For all approaches discussed, false positive or false negative hits can occur, and experimental design must be carefully considered to minimize false hits. Even with the appropriate controls, identification of a ligand-receptor pair should include rigorous validation experiments, preferably recapitulation of activity in a recombinant system. Perhaps most critically, identifying a putative peptide-receptor pair using many of the above methods does not permit one to draw definitive conclusions on the function of this pair in vivo. Extensive follow-up experiments often must be performed to assess the contributions of the identified interaction in normal physiology and disease.

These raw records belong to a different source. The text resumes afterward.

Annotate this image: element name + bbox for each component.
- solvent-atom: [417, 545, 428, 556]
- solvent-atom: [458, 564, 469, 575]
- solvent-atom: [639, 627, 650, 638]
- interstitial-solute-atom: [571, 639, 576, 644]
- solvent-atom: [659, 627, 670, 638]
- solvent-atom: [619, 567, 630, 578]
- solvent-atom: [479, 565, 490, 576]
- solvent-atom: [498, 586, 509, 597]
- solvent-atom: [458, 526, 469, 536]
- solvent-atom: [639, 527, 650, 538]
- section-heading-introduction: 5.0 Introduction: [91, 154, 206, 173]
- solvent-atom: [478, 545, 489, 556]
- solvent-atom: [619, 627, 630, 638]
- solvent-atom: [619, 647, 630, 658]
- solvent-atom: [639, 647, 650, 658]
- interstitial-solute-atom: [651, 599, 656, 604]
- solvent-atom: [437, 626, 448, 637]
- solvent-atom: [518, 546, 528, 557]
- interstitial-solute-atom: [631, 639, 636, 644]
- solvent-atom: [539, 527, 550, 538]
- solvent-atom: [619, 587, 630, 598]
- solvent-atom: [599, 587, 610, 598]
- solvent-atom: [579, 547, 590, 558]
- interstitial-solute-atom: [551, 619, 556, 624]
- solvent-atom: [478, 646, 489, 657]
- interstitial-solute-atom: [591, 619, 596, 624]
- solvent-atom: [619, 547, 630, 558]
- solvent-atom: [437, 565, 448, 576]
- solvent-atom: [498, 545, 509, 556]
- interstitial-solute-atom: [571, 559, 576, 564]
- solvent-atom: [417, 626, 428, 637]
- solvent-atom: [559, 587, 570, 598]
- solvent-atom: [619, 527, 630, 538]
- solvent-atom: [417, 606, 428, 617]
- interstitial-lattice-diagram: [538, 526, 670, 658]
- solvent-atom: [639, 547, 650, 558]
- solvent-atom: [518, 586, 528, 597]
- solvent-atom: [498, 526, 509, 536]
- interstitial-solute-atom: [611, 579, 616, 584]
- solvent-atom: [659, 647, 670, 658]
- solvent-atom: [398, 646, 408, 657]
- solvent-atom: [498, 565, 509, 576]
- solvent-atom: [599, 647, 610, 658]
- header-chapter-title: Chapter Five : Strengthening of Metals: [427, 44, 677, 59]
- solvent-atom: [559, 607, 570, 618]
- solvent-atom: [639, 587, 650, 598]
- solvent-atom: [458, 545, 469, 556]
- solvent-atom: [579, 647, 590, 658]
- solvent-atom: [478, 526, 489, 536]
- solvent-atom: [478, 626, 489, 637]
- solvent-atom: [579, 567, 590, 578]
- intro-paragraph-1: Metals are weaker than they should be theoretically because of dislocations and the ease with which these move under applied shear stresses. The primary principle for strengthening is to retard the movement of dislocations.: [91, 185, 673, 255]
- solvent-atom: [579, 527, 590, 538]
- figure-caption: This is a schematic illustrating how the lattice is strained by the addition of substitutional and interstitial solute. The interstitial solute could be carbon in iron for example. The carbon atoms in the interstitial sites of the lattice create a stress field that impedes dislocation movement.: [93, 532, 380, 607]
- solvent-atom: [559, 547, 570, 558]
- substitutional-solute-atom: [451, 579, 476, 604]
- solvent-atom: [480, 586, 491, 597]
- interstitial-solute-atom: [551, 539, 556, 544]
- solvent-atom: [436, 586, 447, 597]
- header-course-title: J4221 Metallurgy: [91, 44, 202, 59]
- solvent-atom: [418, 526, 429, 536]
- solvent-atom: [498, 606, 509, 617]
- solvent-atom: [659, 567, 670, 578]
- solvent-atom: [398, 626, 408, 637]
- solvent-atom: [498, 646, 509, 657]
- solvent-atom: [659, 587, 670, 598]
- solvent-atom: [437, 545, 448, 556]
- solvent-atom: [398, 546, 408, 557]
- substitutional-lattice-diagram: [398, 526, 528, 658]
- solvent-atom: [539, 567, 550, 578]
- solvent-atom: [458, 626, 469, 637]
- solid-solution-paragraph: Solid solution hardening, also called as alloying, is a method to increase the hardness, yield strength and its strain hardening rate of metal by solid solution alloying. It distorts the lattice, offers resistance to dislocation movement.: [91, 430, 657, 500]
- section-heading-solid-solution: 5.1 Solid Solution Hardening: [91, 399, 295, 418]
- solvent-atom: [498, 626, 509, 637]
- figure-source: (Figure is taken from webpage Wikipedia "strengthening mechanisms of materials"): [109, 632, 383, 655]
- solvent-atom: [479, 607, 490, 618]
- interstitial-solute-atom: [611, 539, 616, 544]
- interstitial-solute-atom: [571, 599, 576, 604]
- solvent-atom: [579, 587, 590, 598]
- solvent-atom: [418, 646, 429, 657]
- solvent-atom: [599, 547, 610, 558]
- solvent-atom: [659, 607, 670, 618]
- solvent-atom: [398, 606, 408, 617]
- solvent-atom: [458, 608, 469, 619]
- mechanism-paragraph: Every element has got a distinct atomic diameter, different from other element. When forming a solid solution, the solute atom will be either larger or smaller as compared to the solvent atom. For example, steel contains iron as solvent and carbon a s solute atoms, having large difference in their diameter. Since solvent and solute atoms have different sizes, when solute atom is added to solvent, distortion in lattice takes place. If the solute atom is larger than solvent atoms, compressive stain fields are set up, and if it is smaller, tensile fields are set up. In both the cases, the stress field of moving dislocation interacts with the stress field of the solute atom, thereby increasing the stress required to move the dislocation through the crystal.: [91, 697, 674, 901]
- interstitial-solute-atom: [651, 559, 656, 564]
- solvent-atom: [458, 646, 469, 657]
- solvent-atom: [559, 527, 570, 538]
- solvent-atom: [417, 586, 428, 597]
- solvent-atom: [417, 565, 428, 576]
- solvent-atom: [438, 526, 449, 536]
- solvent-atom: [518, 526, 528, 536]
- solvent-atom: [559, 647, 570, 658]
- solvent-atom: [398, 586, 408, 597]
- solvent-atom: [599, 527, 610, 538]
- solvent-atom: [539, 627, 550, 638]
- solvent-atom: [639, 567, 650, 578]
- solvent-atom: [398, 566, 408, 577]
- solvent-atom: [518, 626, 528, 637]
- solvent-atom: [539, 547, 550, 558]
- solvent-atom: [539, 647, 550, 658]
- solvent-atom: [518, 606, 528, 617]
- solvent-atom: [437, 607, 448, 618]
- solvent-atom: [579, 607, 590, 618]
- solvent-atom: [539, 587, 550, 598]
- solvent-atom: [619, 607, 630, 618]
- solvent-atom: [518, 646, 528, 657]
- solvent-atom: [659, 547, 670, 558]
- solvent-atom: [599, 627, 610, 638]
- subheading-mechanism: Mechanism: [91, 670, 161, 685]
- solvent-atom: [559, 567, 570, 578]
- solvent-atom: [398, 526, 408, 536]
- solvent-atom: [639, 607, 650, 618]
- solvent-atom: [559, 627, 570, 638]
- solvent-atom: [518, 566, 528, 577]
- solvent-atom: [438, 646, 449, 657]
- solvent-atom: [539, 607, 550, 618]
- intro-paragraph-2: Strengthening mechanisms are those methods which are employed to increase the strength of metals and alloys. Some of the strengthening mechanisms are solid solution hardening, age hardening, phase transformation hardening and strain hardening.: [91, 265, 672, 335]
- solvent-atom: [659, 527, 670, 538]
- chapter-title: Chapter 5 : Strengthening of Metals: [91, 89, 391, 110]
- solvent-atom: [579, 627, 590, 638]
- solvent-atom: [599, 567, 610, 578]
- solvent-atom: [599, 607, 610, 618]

To fully uncover the molecular mechanisms underlying peptide signaling, future efforts to identify receptors would benefit from an “unbiased” approach that does not pre-select a subset of receptors or signal outputs to investigate. Chemical capture-based approaches excel in this regard, although current methods still have limitations in the types of functionalities they can label, which may limit their general application. Unbiased chemical capture approaches also have the advantage of being able to identify non-traditional modes of peptide-protein interactions, such as natural peptides that engage in allosteric or antagonistic interactions, peptides that participate in multiprotein complexes, or peptides that act as enzyme inhibitors.^{16, 74} Powerful methods to rigorously identify the protein interactions for specific peptides of interest should enable a more thorough understanding of cell-to-cell signaling in both normal physiology and disease, which may directly identify novel therapeutic targets.

Keywords

Peptide

A biopolymer comprised of amino acid residues.

Neuropeptide

An endogenous signaling peptide produced and secreted by neurons.

Peptide hormone

An endogenous signaling peptide produced and secreted by cells other than neurons (e.g., from endocrine cells). The same peptide sequence can be produced by multiple different cell types, and thus can be both a neuropeptide and a peptide hormone.

Receptor

A protein that recognizes and responds to a specific compound or an alternative stimulus. Compounds that bind to receptors are termed ligands. Upon ligand binding, receptors may initiate downstream signaling events.

Cell-cell signaling

Communication between two or more cells, often through the release of signaling molecules by one cell to activate receptor proteins on another cell.

Peptidomics

Methods that aim to comprehensively analyze the peptide content of a given biological sample, usually using mass spectrometry-based methods.

GPCR

Abbreviation for G protein-coupled receptor, a large family of membrane-embedded signaling proteins characterized by seven transmembrane helices and their association with heterotrimeric G proteins.

Orphan ligand

A bioactive molecule (or suspected bioactive molecule) without an established receptor.

Orphan receptor

A receptor protein without an established ligand.